The Rays will need a new closer
An American League East club put another prominent pitcher on the open market Thursday.
The Tampa Bay Rays declined Peter Fairbanks’ $11 million club option for 2026, per ESPN’s Jeff Passan. Their closer from the last three seasons is now a free agent.
This would be a surprising move coming from most other clubs. Fairbanks has posted a 2.98 ERA in seven seasons with the Rays, and he delivered a 2.83 ERA and 27 saves in a career-high 60 1/3 innings during the 2025 campaign.
Yet the Rays are a notoriously frugal franchise that had MLB’s fifth-lowest team payroll in 2025. Yandy Díaz is currently slated to be their highest-paid player next year at $12 million.
A lengthy injury history may have also scared away Tampa Bay. Fairbanks, who turns 32 in December, hadn’t pitched more than 45 1/3 innings in a season before 2025.
The rejected deal nearly matches the $10.75 million the Red Sox gave Aroldis Chapman last offseason. Kenley Jansen, Tommy Kanhle and Phil Maton were among the relievers to take a cheaper one-year deal, so the Rays may think they can find a better bargain to replace Fairbanks.

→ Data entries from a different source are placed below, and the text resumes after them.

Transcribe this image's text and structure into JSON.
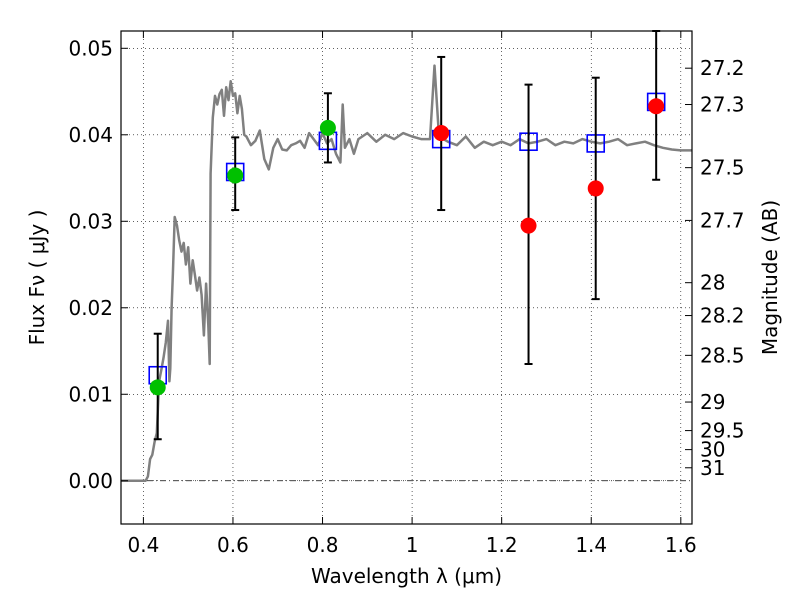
{
  "chart_data": {
    "type": "scatter",
    "xlabel": "Wavelength  λ (μm)",
    "ylabel": "Flux  Fν  ( μJy )",
    "y2label": "Magnitude (AB)",
    "xlim": [
      0.35,
      1.625
    ],
    "ylim": [
      -0.005,
      0.052
    ],
    "grid": true,
    "x_ticks": [
      0.4,
      0.6,
      0.8,
      1.0,
      1.2,
      1.4,
      1.6
    ],
    "x_tick_labels": [
      "0.4",
      "0.6",
      "0.8",
      "1",
      "1.2",
      "1.4",
      "1.6"
    ],
    "y_ticks": [
      0.0,
      0.01,
      0.02,
      0.03,
      0.04,
      0.05
    ],
    "y_tick_labels": [
      "0.00",
      "0.01",
      "0.02",
      "0.03",
      "0.04",
      "0.05"
    ],
    "mag_ticks": [
      {
        "label": "27.2",
        "flux": 0.0477
      },
      {
        "label": "27.3",
        "flux": 0.0435
      },
      {
        "label": "27.5",
        "flux": 0.0362
      },
      {
        "label": "27.7",
        "flux": 0.0301
      },
      {
        "label": "28",
        "flux": 0.0229
      },
      {
        "label": "28.2",
        "flux": 0.0191
      },
      {
        "label": "28.5",
        "flux": 0.0145
      },
      {
        "label": "29",
        "flux": 0.0091
      },
      {
        "label": "29.5",
        "flux": 0.0058
      },
      {
        "label": "30",
        "flux": 0.0036
      },
      {
        "label": "31",
        "flux": 0.0015
      }
    ],
    "series": [
      {
        "kind": "line",
        "color": "#808080",
        "x": [
          0.35,
          0.405,
          0.41,
          0.415,
          0.42,
          0.425,
          0.43,
          0.435,
          0.44,
          0.445,
          0.45,
          0.455,
          0.458,
          0.46,
          0.463,
          0.466,
          0.47,
          0.475,
          0.48,
          0.485,
          0.49,
          0.495,
          0.5,
          0.505,
          0.51,
          0.515,
          0.52,
          0.525,
          0.53,
          0.535,
          0.54,
          0.545,
          0.548,
          0.55,
          0.555,
          0.56,
          0.565,
          0.57,
          0.575,
          0.58,
          0.585,
          0.59,
          0.595,
          0.6,
          0.605,
          0.61,
          0.615,
          0.62,
          0.625,
          0.63,
          0.64,
          0.65,
          0.66,
          0.67,
          0.68,
          0.69,
          0.7,
          0.71,
          0.72,
          0.73,
          0.74,
          0.75,
          0.76,
          0.77,
          0.78,
          0.79,
          0.8,
          0.81,
          0.82,
          0.83,
          0.84,
          0.845,
          0.85,
          0.86,
          0.87,
          0.88,
          0.9,
          0.92,
          0.94,
          0.96,
          0.98,
          1.0,
          1.02,
          1.04,
          1.05,
          1.06,
          1.08,
          1.1,
          1.12,
          1.14,
          1.16,
          1.18,
          1.2,
          1.22,
          1.24,
          1.26,
          1.28,
          1.3,
          1.32,
          1.34,
          1.36,
          1.38,
          1.4,
          1.42,
          1.44,
          1.46,
          1.48,
          1.5,
          1.52,
          1.54,
          1.56,
          1.58,
          1.6,
          1.625
        ],
        "y": [
          0.0,
          0.0,
          0.0005,
          0.0025,
          0.003,
          0.0045,
          0.0055,
          0.0115,
          0.0128,
          0.0142,
          0.016,
          0.0185,
          0.0115,
          0.013,
          0.02,
          0.024,
          0.0305,
          0.0295,
          0.0278,
          0.0265,
          0.0275,
          0.025,
          0.027,
          0.0228,
          0.0255,
          0.0238,
          0.022,
          0.0235,
          0.0215,
          0.0168,
          0.0228,
          0.018,
          0.0135,
          0.0355,
          0.042,
          0.0445,
          0.0435,
          0.0447,
          0.0452,
          0.0422,
          0.0455,
          0.044,
          0.0462,
          0.0445,
          0.0448,
          0.0425,
          0.0445,
          0.043,
          0.04,
          0.0398,
          0.0388,
          0.0393,
          0.0405,
          0.0372,
          0.036,
          0.0385,
          0.0395,
          0.0383,
          0.0382,
          0.0388,
          0.039,
          0.0393,
          0.0385,
          0.0402,
          0.0395,
          0.0388,
          0.0402,
          0.039,
          0.0395,
          0.0378,
          0.0368,
          0.0435,
          0.0385,
          0.0395,
          0.0378,
          0.0395,
          0.0402,
          0.0392,
          0.04,
          0.0395,
          0.0402,
          0.0398,
          0.0395,
          0.0395,
          0.048,
          0.0398,
          0.0392,
          0.0388,
          0.0398,
          0.0385,
          0.0392,
          0.0388,
          0.0392,
          0.0388,
          0.0395,
          0.039,
          0.0392,
          0.0395,
          0.0388,
          0.0392,
          0.039,
          0.0395,
          0.0392,
          0.039,
          0.0392,
          0.0395,
          0.0388,
          0.039,
          0.0392,
          0.0388,
          0.0385,
          0.0383,
          0.0382,
          0.0382
        ]
      },
      {
        "kind": "open_squares",
        "color": "#0000ff",
        "x": [
          0.432,
          0.605,
          0.812,
          1.065,
          1.26,
          1.41,
          1.545
        ],
        "y": [
          0.0122,
          0.0357,
          0.0393,
          0.0395,
          0.0392,
          0.039,
          0.0438
        ]
      },
      {
        "kind": "green_points",
        "color": "#00c000",
        "x": [
          0.432,
          0.605,
          0.812
        ],
        "y": [
          0.0108,
          0.0353,
          0.0408
        ],
        "yerr_low": [
          0.0048,
          0.0313,
          0.0368
        ],
        "yerr_high": [
          0.017,
          0.0397,
          0.0448
        ]
      },
      {
        "kind": "red_points",
        "color": "#ff0000",
        "x": [
          1.065,
          1.26,
          1.41,
          1.545
        ],
        "y": [
          0.0402,
          0.0295,
          0.0338,
          0.0433
        ],
        "yerr_low": [
          0.0313,
          0.0135,
          0.021,
          0.0348
        ],
        "yerr_high": [
          0.049,
          0.0458,
          0.0466,
          0.052
        ]
      }
    ]
  }
}
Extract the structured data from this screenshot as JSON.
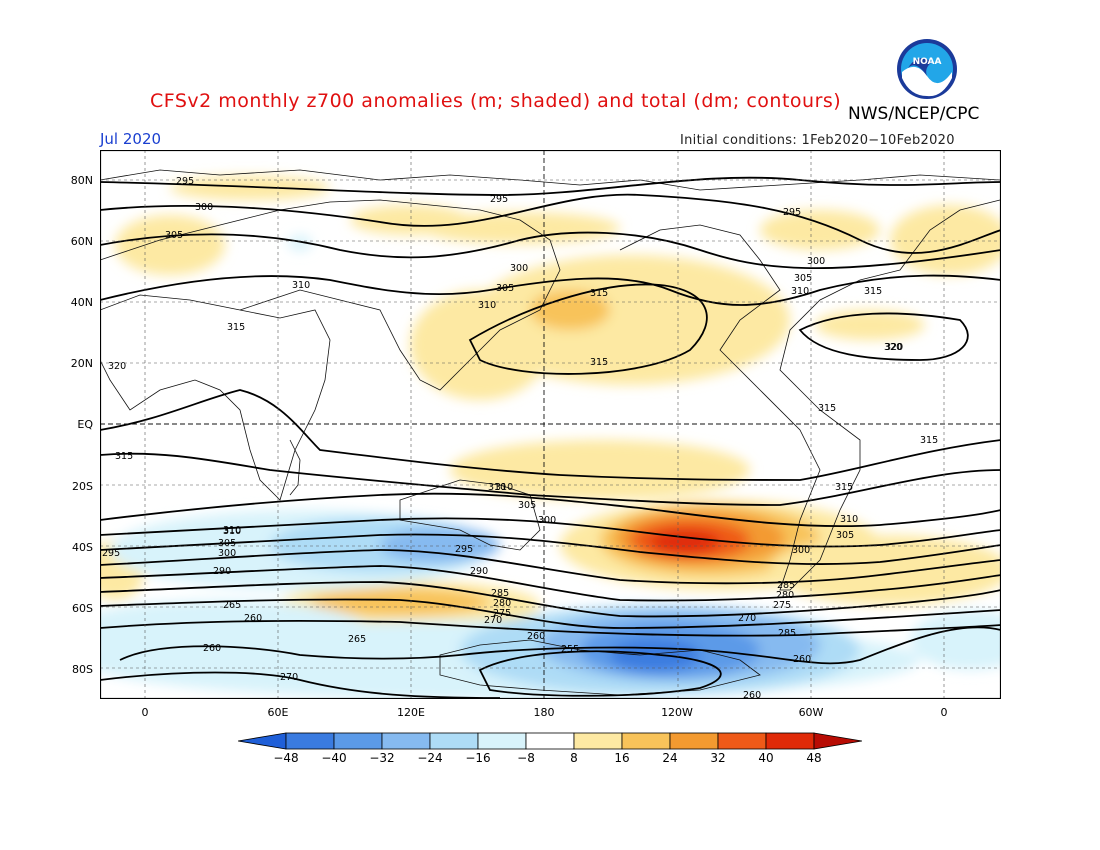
{
  "header": {
    "title": "CFSv2 monthly z700 anomalies (m; shaded) and total (dm; contours)",
    "agency": "NWS/NCEP/CPC",
    "month": "Jul 2020",
    "initial_conditions": "Initial conditions: 1Feb2020−10Feb2020",
    "logo_text": "NOAA"
  },
  "axes": {
    "y_labels": [
      "80N",
      "60N",
      "40N",
      "20N",
      "EQ",
      "20S",
      "40S",
      "60S",
      "80S"
    ],
    "x_labels": [
      "0",
      "60E",
      "120E",
      "180",
      "120W",
      "60W",
      "0"
    ]
  },
  "colorbar": {
    "labels": [
      "−48",
      "−40",
      "−32",
      "−24",
      "−16",
      "−8",
      "8",
      "16",
      "24",
      "32",
      "40",
      "48"
    ],
    "colors": [
      "#1f5fd8",
      "#3a7be0",
      "#5b9ae8",
      "#86baf0",
      "#aedcf6",
      "#d8f3fb",
      "#ffffff",
      "#fde9a3",
      "#f8c35a",
      "#f39a30",
      "#ef5a18",
      "#e02a08",
      "#b80c04"
    ]
  },
  "contour_labels": [
    {
      "text": "295"
    },
    {
      "text": "300"
    },
    {
      "text": "305"
    },
    {
      "text": "310"
    },
    {
      "text": "315"
    },
    {
      "text": "320"
    },
    {
      "text": "295"
    },
    {
      "text": "300"
    },
    {
      "text": "310"
    },
    {
      "text": "305"
    },
    {
      "text": "315"
    },
    {
      "text": "295"
    },
    {
      "text": "300"
    },
    {
      "text": "305"
    },
    {
      "text": "310"
    },
    {
      "text": "315"
    },
    {
      "text": "320"
    },
    {
      "text": "315"
    },
    {
      "text": "315"
    },
    {
      "text": "315"
    },
    {
      "text": "315"
    },
    {
      "text": "310"
    },
    {
      "text": "305"
    },
    {
      "text": "300"
    },
    {
      "text": "310"
    },
    {
      "text": "295"
    },
    {
      "text": "300"
    },
    {
      "text": "305"
    },
    {
      "text": "310"
    },
    {
      "text": "290"
    },
    {
      "text": "285"
    },
    {
      "text": "280"
    },
    {
      "text": "275"
    },
    {
      "text": "270"
    },
    {
      "text": "265"
    },
    {
      "text": "260"
    },
    {
      "text": "265"
    },
    {
      "text": "260"
    },
    {
      "text": "270"
    },
    {
      "text": "285"
    },
    {
      "text": "280"
    },
    {
      "text": "275"
    },
    {
      "text": "260"
    },
    {
      "text": "255"
    },
    {
      "text": "270"
    },
    {
      "text": "285"
    },
    {
      "text": "260"
    },
    {
      "text": "260"
    },
    {
      "text": "295"
    },
    {
      "text": "290"
    },
    {
      "text": "300"
    },
    {
      "text": "305"
    },
    {
      "text": "310"
    },
    {
      "text": "315"
    },
    {
      "text": "310"
    },
    {
      "text": "320"
    }
  ]
}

Even if the Rays had accepted the option, Fairbanks would have entered the winter as a likely trade candidate. The Rays bolstered their bullpen by acquiring Griffin Jax on July 31, and they have some promising young (and cost-controlled) relievers in Edwin Uceta, Mason Montgomery and Hunter Bigge.
Fairbanks joins an already crowded group of free-agent relievers. Edwin Diaz, Devin Williams and Robert Suarez headline the available late-inning options.